2. In the rectangular coordinate system, the abscissa of any point on the X axis is 0.
3. In rectangular coordinate system, point A (1, 1) is in the first quadrant.
4. In rectangular coordinate system, point A (-2,3) is in the fourth quadrant.
5. In rectangular coordinate system, point A (-2, 1) is in the second quadrant.
Knowledge point 3: Find the function value of the known independent variable.
1. When x=2, the value of function y= is 1.
2. When x=3, the value of function y= is 1.
3. When x=- 1, the value of function y= is 1.
Knowledge point 4: the concept and nature of basic functions
1. The function y=-8x is a linear function.
2. The function y=4x+ 1 is a proportional function.
3. This function is an inverse proportional function.
4. The opening of parabola y=-3(x-2)2-5 is downward.
5. The symmetry axis of parabola y=4(x-3)2- 10 is x=3.
6. The vertex coordinate of parabola is (1, 2).
7. The image of the inverse proportional function is in the first and third quadrants.
Knowledge point 5: mean, median and mode of data
The average value of 1. data 13, 10,12,8,7 is 10.
2. The pattern of data 3, 4, 2, 4, 4 is 4.
3. The median of data 1, 2,3,4,5 is 3.
Knowledge point 6: Special trigonometric function values
1.cos30 = = root number 3/2.
2.sin260 +cos260 = 1。
3.2sin30 +tan45 =2。
4.tan45 = 1。
5.cos60 +sin30 = 1。
Summary of mathematics learning methods and skills in grade three 1. Prepare carefully before class. The purpose of preview is to listen to the teacher better. Through preview, the mastery level should reach 80%. Listen to the teacher answer these questions with questions that you don't understand in the preview. Preview can also improve the overall efficiency of attending classes. The specific preview method is to finish the topics in the book and draw the knowledge points. The whole process lasted about 65433.
2. Let math class combine with practice. It's no use just listening in math class. When the teacher asks the students to do calculus on the blackboard, they should also practice on the draft paper. Be sure to ask questions you don't understand. Otherwise, if you encounter similar problems in the exam, you may not do it. When you listen to the teacher, you must concentrate on the details, otherwise, you will be destroyed by the ant nest.

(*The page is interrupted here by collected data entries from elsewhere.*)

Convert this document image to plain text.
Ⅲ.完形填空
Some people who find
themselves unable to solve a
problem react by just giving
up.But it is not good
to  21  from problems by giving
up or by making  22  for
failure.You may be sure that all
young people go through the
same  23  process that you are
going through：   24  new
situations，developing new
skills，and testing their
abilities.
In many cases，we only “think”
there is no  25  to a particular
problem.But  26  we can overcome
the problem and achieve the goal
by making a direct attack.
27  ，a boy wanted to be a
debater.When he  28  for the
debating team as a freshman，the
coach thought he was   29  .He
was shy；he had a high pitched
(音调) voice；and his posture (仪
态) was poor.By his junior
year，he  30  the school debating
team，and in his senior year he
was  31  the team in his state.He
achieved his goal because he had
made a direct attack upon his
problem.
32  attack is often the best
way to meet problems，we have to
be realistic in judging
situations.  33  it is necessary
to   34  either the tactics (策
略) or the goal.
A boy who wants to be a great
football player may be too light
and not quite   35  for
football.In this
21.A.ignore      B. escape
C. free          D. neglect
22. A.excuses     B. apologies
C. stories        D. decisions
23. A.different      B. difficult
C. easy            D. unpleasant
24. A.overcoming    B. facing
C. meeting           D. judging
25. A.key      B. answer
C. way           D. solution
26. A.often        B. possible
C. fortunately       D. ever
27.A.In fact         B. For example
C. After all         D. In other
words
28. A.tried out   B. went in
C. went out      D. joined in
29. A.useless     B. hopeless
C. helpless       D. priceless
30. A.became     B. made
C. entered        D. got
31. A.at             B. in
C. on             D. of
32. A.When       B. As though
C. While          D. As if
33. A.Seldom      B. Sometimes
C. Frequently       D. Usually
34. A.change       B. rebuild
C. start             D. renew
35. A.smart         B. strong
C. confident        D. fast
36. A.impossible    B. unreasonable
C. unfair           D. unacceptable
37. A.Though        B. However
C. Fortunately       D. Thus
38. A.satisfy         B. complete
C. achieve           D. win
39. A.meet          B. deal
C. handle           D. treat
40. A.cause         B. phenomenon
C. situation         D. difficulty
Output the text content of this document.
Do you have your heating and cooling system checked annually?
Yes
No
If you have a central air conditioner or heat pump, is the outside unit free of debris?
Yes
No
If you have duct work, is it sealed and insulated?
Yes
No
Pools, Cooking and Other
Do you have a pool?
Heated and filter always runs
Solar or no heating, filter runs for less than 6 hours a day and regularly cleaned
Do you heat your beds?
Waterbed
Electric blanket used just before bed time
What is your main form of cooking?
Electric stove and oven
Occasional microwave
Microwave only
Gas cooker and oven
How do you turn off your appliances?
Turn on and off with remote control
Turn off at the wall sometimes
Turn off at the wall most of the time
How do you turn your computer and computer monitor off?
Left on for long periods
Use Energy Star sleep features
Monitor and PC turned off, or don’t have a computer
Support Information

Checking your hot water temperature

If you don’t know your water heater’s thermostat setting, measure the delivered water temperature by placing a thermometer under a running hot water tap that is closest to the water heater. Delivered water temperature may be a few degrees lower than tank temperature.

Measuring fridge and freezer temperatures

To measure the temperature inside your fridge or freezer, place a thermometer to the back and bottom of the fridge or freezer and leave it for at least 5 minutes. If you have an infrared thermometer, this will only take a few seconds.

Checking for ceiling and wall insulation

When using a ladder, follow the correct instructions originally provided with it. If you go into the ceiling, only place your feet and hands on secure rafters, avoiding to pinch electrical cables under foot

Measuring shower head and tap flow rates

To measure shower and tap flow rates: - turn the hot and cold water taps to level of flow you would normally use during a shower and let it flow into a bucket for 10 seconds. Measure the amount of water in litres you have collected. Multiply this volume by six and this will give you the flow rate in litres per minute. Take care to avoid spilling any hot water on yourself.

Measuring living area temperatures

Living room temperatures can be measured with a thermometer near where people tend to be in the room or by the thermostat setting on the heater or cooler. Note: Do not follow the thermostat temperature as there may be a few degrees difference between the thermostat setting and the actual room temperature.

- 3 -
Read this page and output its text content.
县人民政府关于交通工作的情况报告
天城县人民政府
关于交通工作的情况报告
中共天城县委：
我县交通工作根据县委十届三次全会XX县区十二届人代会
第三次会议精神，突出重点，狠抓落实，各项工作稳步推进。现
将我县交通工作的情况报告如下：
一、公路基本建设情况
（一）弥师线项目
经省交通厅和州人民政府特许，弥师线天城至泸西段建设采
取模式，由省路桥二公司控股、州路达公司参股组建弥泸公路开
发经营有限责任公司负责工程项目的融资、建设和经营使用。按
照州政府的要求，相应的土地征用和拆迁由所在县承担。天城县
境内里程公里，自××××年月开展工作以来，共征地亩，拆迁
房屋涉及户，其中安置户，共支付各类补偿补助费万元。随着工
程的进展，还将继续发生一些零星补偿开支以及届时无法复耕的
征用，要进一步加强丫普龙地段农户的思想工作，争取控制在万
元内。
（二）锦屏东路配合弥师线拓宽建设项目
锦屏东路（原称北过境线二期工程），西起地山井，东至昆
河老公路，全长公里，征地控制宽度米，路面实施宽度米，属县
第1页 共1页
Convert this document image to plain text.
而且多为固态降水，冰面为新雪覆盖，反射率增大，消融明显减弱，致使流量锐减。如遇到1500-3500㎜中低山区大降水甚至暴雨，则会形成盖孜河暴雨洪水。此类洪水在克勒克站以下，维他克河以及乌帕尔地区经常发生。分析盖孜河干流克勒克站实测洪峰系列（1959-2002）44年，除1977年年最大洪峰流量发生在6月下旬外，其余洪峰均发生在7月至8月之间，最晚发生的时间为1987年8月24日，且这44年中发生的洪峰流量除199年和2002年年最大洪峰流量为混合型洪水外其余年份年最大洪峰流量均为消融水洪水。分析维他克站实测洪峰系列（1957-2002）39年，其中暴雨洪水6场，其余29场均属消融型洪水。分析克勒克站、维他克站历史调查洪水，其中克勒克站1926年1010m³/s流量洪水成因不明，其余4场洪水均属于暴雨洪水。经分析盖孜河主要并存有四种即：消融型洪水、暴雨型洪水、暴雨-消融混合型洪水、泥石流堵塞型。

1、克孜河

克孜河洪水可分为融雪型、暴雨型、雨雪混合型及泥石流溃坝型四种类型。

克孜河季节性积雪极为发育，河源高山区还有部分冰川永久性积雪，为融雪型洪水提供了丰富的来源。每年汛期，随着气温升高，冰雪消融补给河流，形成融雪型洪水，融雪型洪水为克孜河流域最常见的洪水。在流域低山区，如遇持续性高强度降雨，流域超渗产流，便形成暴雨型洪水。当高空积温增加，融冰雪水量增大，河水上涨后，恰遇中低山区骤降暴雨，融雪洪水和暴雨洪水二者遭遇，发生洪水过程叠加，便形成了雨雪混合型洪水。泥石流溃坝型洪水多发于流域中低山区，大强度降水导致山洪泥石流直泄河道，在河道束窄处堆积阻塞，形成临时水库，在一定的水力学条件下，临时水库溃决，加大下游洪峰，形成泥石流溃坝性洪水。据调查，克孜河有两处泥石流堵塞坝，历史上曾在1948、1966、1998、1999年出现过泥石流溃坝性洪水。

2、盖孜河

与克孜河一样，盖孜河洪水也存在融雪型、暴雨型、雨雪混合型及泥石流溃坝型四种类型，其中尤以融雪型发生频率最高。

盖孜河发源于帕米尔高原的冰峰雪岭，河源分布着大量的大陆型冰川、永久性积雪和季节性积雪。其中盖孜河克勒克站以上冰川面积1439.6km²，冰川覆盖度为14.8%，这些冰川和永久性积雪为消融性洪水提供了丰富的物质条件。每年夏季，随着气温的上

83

Review in time after class. After finishing your homework, sort out what the teacher said that day, and you can do extracurricular problems for about 25 minutes. You can choose the extracurricular books that suit you according to your own needs. The content of the extracurricular problem is probably today's class.
The fourth unit test is to test your recent study. In fact, the score represents your past. The key is to sum up and learn from each exam so that you can do better in the mid-term and final exams. Teachers often take exams without notice and review them in time after class.